While financial markets may not react dramatically to the Group of Seven's charge to China to let its yuan currency rise, the events of the weekend will likely further erode faith in the U.S. dollar.

For its part, China stressed it has no intention of significantly revaluing the yuan -- at least not soon. But the dollar will likely keep sliding against currencies of other emerging Asian nations.

Officials from G7 wealthy nations escalated pressure on Beijing to free up the yuan by singling out China in its post-meeting statement on Friday as one of the surplus-running emerging countries that need more currency flexibility.

The focus on growing imbalances in trade and investment flows made exchange rates the burning subject of weekend meetings of the G7 and the International Monetary Fund.

But analysts said the G7's reference to China was partly for political reasons rather than strictly economic ones and would carry as little weight with China on the issue as U.S. protectionist legislation would.

It's a significant statement. But don't expect China to respond, said Greg Anderson, currency strategist with ABN AMRO in Chicago.

That message came across loud and clear from China's President Hu Jintao on Thursday and central bank governor Zhou Xiaochuan on Saturday.

The G7 communique was sandwiched between statements from Jintao and Zhou that underscored stability and autonomy in setting the country's exchange rate.

Zhou granted that reform could happen a little bit faster but stressed what he called the philosophy of gradualism.

He also said that while he welcomed the IMF's efforts to become more of a global economic arbiter, the fund should not meddle in currency policy.

Each country is entitled to choose an exchange-rate system consistent with its own economic development, he told the IMF's steering committee.

Economist James Glassman said the choice is up to China.

Ultimately China has to make a decision on its own. China holds all the cards, said Glassman, chief U.S. economist with JPMorgan Chase in New York.

RISING ASIA

Glassman said the G7 probably included China in an effort to diffuse protectionist sentiment in the U.S. Congress. There are a number of bills pending on Capitol Hill that threaten trade penalties if China does not more quickly toward a freely floating currency.

In July, China revalued the yuan by 2.1 percent against the dollar and tied it to a basket of currencies that includes the euro and yen. Since then, the yuan has strengthened only around 1 percent against the dollar, frustrating some U.S. politicians and industry groups who argue China's cheap currency gives it an unfair trade advantage.

The yuan has however risen more against other currencies. Raghuram Rajan, chief economist with the IMF, estimated it has climbed 8 percent to 9 percent over the past year against a basket of other major currencies.

The dollar was at 8.0170 yuan on Friday.

Recent statements from the U.S. Treasury and Beijing reveal little shared ground between the two.

It's like they're talking past each other, said Marc Chandler, head of global currency strategy with Brown Brothers Harriman, adding that Friday's statement did not constitute an outright sell signal for traders.

Even before the weekend, the dollar had been under pressure as traders anticipate an eventual end to the Federal Reserve's nearly two-year interest-rate raising campaign.

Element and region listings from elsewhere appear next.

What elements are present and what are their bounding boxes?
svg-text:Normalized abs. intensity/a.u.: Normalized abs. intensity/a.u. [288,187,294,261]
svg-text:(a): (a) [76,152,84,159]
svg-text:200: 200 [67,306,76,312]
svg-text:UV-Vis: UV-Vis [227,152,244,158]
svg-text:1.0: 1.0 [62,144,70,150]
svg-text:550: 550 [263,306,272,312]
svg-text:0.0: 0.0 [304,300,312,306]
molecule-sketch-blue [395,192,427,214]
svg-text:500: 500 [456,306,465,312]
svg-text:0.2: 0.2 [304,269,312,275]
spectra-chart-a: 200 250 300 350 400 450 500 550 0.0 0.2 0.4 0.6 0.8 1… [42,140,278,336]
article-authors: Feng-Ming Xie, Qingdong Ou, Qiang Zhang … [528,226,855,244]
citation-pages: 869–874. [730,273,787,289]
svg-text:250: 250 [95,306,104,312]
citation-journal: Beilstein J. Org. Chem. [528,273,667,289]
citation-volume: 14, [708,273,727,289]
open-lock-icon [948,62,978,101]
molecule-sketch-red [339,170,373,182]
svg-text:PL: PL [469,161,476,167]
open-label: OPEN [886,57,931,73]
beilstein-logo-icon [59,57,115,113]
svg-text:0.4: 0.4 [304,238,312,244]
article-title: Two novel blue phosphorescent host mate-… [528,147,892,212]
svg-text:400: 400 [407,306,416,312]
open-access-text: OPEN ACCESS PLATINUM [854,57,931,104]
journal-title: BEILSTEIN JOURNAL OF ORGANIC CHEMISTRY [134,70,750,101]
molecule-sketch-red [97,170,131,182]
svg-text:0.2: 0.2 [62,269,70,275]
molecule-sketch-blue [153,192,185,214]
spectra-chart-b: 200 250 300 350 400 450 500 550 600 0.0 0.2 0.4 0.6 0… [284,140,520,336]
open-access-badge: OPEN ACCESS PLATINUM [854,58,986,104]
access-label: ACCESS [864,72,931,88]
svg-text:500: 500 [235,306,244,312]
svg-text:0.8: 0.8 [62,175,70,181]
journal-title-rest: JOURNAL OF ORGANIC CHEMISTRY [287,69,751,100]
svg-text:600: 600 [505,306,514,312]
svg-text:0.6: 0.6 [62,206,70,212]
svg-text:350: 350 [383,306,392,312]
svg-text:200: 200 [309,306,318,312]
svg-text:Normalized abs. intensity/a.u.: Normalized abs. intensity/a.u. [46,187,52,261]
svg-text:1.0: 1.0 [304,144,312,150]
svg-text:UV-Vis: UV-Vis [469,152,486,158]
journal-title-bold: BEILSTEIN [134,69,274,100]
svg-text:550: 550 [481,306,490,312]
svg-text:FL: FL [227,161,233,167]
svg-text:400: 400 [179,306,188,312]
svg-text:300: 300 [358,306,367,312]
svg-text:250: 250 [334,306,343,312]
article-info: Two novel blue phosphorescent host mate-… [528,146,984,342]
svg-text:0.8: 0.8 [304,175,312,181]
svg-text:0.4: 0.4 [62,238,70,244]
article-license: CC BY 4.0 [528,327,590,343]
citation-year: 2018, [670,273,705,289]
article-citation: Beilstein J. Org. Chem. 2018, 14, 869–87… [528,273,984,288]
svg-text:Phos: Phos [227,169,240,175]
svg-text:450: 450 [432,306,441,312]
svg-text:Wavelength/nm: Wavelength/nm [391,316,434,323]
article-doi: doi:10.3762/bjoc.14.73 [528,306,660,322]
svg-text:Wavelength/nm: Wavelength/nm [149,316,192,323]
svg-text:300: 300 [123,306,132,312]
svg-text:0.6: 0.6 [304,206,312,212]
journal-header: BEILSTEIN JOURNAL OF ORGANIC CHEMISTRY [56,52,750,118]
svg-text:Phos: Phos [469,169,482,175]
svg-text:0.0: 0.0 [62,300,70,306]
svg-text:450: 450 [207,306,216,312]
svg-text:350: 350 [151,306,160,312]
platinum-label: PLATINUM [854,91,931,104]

On Friday, the greenback received another blow when the Swedish central bank said it planned to diversify some of its reserves into euros, joining a recent roster of finance officials from Russia and Middle Eastern countries suggesting they would shift some of their reserves out of dollars.

Russian Finance Minister Alexei Kudrin said later on Friday he did not understand the dollar's vaunted status as the reserve currency of the world given its volatility.

Chandler, whose bank is one of the largest U.S. custodians of financial assets, said institutional investors have been pushing the dollar steadily lower against the currencies of emerging Asian countries, including Hong Kong, Indonesia, Malaysia, South Korea and Taiwan.

If anything, the drumbeat of worrying news in recent days will only exacerbate already well-established trends.

Last week, the dollar dropped to its lowest point in 8-1/2 years against the South Korean won. Against the yen, it dipped to three-week lows on Friday and some analysts expect further declines.

Robert Rennie, a currency strategist with Westpac Bank in Sydney, recommended investors bet on the yen strengthening against the dollar by year-end on a strictly valuation basis.

While other Asian currencies have only recently heeded the G7 call for greater flexibility, it is clearly the case that the yen has spent the last year plus heading in the opposite direction from the rest of Asia, he said in a note to clients. Given where the Japanese economy is right now, this is clearly inconsistent with fundamentals.